Hi Jake,
When I run $ mahout vectordump --seqFile part-00000 --dictionary dict.out
--printKey, I get:
Input Path: part-00000
0 elts: {0:c}
1 elts: {1:d}
2 elts: {2:e}
Dumped 3 Vectors
Given that my original data was
id1: A A B C
id2: B D D
id3: A B B E
how am I to interpret this? Is it printing out the characters that are
unique for a given doc id? I was expecting to see something that would
allow me to see how similar documents were to one another.
Thanks,
Kris
2010/6/10 Jake Mannix <[email protected]>
> On Thu, Jun 10, 2010 at 10:28 AM, Kris Jack <[email protected]> wrote:
> >
> > Thanks very much for the help. I looked into the problem a little deeper
> > and found that the org.apache.mahout.utils.vectors.lucene.Driver was
> > writing
> > out LongWriters instead of IntWriters so I just changed the code in
> there.
> > Should this code be using IntWriters or LongWriters?
> >
>
> The reason why the Lucene Driver uses long is that Solr encodes uid's as
> long.
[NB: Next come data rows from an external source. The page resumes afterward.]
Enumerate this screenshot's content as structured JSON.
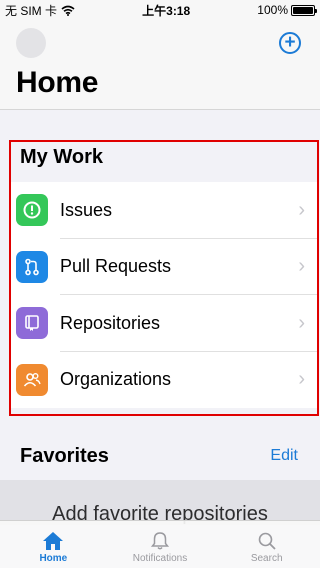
{
  "status_bar": {
    "carrier": "无 SIM 卡",
    "time": "上午3:18",
    "battery": "100%",
    "battery_level": 1.0,
    "wifi_icon": "wifi-icon"
  },
  "nav": {
    "title": "Home",
    "add_icon": "plus-circle-icon"
  },
  "my_work": {
    "header": "My Work",
    "items": [
      {
        "label": "Issues",
        "icon": "issue-icon",
        "color": "#34c759"
      },
      {
        "label": "Pull Requests",
        "icon": "pull-request-icon",
        "color": "#1e88e5"
      },
      {
        "label": "Repositories",
        "icon": "repo-icon",
        "color": "#8e6bd8"
      },
      {
        "label": "Organizations",
        "icon": "organization-icon",
        "color": "#f08a30"
      }
    ]
  },
  "favorites": {
    "header": "Favorites",
    "edit_label": "Edit",
    "placeholder": "Add favorite repositories"
  },
  "tabbar": {
    "tabs": [
      {
        "label": "Home",
        "icon": "home-icon",
        "active": true
      },
      {
        "label": "Notifications",
        "icon": "bell-icon",
        "active": false
      },
      {
        "label": "Search",
        "icon": "search-icon",
        "active": false
      }
    ]
  },
  "colors": {
    "accent": "#1c7bd6",
    "highlight": "#e00000"
  }
}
Kinda backwards, that Mahout wants ints, and Solr wants longs, but
> that's the way it is.
>
> Maybe the lucene Driver could take a boolean flag on whether to encode
> the keys as long or int? Anyone have opinions on this?
>
>
> > After writing the to a sequence file and running your matrix
> transposition
> > and multiplication, I get an output called part-0000. If I read it using
> $
> > mahout seqdumper --seqFile part-00000 then it outputs:
> >
>
> I would use "mahout vectordump" instead of "mahout seqdumper" and
> you'll get nicer output.
>
> -jake
>
--
Dr Kris Jack,
http://www.mendeley.com/profiles/kris-jack/